Of course, there is a place for realism. Mr Bush acknowledged as much. Iraq, even after last month's elections, remains potent testimony to the hazards of seeking to impose democracy at the point of a gun. Spreading freedom in the Middle East does not mean the region must first be reduced to armed chaos.

There are powerful and legitimate arguments, too, against the manner of Mr Bush's mission. This week I heard senior US officials place the president's ambitions in the distinguished tradition of Woodrow Wilson and Franklin Roosevelt. But there is a vital difference. Those two leaders sought to realise their goals through the extension into the international arena of the US attachment to the rule of law. Mr Bush has forgotten that modern multilateralism was made in America.
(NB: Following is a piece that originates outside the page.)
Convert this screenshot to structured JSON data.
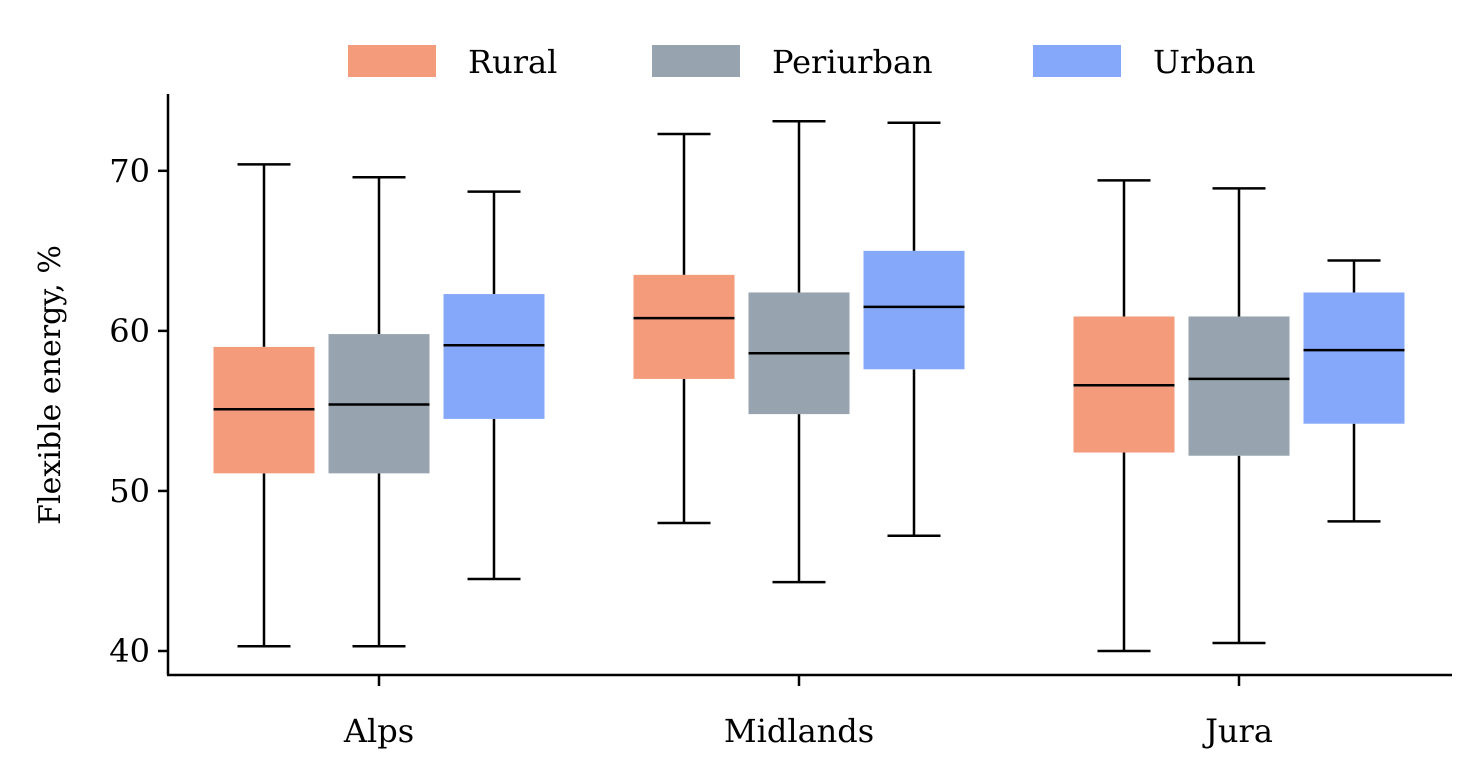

For all that, a glance around the world should tell Europe's leaders that they can no longer worship at the altar of stability. Press them hard enough and they will admit that the spread of democracy and freedom is indeed the best guarantor of our security. That means soft power must sometimes be given a hard edge. Too many in Europe have surrendered idealism to a dislike of Mr Bush. The time has come to reclaim the Statue of Liberty.